Per tali ragioni la scelta della residenza del bambino, o del cambio di residenza, non solo deve essere necessariamente condivisa dai genitori, ma deve obbligatoriamente anche rispondere al criterio del miglior interesse del minore.

Il miglior interesse del minore è un principio che racchiude un insieme di diritti del bambino (lo sviluppo equilibrato, l’ambiente armonioso nel quale crescere, l’assegnazione di strumenti adeguati all’istruzione ed all’educazione) che spiega certamente i suoi effetti, concretamente, anche nella scelta del posto nel quale il minore viva o vada a vivere.

Non solo.

Nel caso che illustra, la bambina sarebbe posta in relazione anche con una ulteriore figura adulta di riferimento, il nuovo compagno della madre: anche rispetto a tale situazione, la scelta deve essere assolutamente ponderata, per riscontrare che non sia un pregiudizio per la bambina introdurre altra figura adulta nella sua vita, contestualmente allontanandosi da una frequentazione quotidiana con il papà, tanto da rischiare di configurare una grave alienazione dalla figura paterna.
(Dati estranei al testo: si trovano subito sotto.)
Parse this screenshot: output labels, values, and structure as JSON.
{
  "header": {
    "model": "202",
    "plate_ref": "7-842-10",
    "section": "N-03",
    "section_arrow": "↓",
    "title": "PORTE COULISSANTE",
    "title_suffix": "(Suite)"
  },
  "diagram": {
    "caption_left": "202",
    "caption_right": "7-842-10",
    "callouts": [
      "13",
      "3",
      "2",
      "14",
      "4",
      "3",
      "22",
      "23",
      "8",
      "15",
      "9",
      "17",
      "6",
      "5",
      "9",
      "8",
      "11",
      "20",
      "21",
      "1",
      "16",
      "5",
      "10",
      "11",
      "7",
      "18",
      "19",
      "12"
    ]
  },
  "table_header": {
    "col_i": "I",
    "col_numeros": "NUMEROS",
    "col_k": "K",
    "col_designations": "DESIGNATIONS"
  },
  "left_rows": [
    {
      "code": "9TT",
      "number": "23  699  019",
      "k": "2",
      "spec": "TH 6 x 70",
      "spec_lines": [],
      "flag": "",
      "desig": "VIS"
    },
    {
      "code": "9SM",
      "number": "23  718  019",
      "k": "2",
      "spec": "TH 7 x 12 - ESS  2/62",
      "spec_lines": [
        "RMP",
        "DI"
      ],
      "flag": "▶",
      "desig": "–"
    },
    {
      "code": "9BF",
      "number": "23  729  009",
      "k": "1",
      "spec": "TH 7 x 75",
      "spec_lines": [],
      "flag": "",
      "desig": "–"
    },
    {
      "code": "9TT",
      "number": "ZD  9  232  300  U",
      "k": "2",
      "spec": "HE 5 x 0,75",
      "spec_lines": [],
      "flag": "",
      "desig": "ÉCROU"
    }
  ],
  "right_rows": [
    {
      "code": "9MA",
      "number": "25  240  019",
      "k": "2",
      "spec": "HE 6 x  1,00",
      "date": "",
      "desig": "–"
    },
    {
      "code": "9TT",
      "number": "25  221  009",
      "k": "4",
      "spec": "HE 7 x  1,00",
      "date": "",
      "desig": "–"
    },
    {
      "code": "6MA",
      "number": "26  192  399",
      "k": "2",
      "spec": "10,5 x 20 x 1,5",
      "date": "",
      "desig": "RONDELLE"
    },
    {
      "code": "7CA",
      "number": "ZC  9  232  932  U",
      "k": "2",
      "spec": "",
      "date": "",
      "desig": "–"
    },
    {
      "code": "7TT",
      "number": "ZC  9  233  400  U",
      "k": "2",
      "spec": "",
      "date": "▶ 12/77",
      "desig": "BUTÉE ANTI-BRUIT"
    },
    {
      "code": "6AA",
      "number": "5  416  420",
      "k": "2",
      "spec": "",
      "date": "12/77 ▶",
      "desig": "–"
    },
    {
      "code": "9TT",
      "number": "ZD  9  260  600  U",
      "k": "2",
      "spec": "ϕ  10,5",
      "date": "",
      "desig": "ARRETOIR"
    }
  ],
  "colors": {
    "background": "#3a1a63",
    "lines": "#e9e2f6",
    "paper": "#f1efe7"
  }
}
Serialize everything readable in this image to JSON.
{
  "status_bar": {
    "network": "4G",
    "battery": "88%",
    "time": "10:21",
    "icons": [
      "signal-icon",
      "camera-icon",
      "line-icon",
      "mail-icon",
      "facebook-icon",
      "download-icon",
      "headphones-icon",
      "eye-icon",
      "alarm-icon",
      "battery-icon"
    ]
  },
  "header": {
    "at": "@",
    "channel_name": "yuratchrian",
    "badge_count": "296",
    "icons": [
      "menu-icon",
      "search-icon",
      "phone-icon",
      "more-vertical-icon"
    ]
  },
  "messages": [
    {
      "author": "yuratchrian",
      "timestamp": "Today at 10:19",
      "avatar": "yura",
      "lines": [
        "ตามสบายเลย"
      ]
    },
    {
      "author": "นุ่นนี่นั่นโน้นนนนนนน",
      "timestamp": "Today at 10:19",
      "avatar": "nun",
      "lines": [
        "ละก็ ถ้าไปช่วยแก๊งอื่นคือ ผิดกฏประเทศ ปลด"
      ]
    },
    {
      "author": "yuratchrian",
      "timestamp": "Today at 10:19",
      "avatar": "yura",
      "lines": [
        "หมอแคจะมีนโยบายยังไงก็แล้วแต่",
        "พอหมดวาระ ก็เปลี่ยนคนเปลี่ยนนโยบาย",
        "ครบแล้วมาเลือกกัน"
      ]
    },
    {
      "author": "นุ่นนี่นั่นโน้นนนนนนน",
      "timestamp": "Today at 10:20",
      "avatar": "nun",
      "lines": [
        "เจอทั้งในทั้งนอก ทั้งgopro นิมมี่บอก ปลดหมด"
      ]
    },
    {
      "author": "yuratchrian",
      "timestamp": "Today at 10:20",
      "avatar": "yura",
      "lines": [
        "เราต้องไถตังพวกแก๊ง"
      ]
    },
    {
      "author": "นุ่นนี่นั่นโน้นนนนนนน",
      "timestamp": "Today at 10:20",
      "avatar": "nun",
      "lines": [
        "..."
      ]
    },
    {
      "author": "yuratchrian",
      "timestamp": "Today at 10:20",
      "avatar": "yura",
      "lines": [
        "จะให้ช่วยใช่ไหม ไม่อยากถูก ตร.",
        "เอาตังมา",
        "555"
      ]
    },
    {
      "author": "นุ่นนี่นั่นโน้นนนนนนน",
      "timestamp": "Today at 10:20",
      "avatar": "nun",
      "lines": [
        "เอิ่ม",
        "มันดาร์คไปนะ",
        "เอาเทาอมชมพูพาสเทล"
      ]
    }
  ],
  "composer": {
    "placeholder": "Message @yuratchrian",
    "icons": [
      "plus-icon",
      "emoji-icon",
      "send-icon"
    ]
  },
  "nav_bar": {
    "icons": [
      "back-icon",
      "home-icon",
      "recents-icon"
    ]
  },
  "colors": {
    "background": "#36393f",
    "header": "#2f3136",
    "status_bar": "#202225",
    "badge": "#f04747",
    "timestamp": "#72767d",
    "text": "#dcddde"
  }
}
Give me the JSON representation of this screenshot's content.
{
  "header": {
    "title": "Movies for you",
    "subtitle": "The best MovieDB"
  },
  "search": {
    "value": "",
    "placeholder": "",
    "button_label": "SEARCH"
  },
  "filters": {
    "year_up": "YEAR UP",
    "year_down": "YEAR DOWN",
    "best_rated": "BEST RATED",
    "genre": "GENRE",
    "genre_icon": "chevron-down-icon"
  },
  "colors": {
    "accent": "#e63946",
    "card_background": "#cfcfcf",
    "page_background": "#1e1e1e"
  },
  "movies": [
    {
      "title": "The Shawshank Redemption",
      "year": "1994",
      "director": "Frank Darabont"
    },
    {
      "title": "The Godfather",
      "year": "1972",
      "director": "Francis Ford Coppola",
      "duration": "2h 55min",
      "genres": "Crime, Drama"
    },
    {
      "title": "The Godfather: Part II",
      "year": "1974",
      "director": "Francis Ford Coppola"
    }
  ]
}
Il suggerimento è di diffidare immediatamente e formalmente la madre della minore da assumere qualsiasi iniziativa che la riguardi, senza coinvolgere la volontà anche del padre e senza una previa valutazione e decisione sul punto da parte del Tribunale competente in materia di disciplina della responsabilità genitoriale.

 

[1]  La giurisprudenza europea invoca sul punto il rispetto alla vita familiare di cui all’art. 8 Convenzione Europea dei Diritti dell’uomo, concetto di vita familiare nel quale rientra  l’interesse del minore a mantenere i legami con la sua famiglia: «the child’s ties with its families must be mantained, except in cases where the family has proved particularly unfit» (Neulinger e Shuruk c. Svizzera).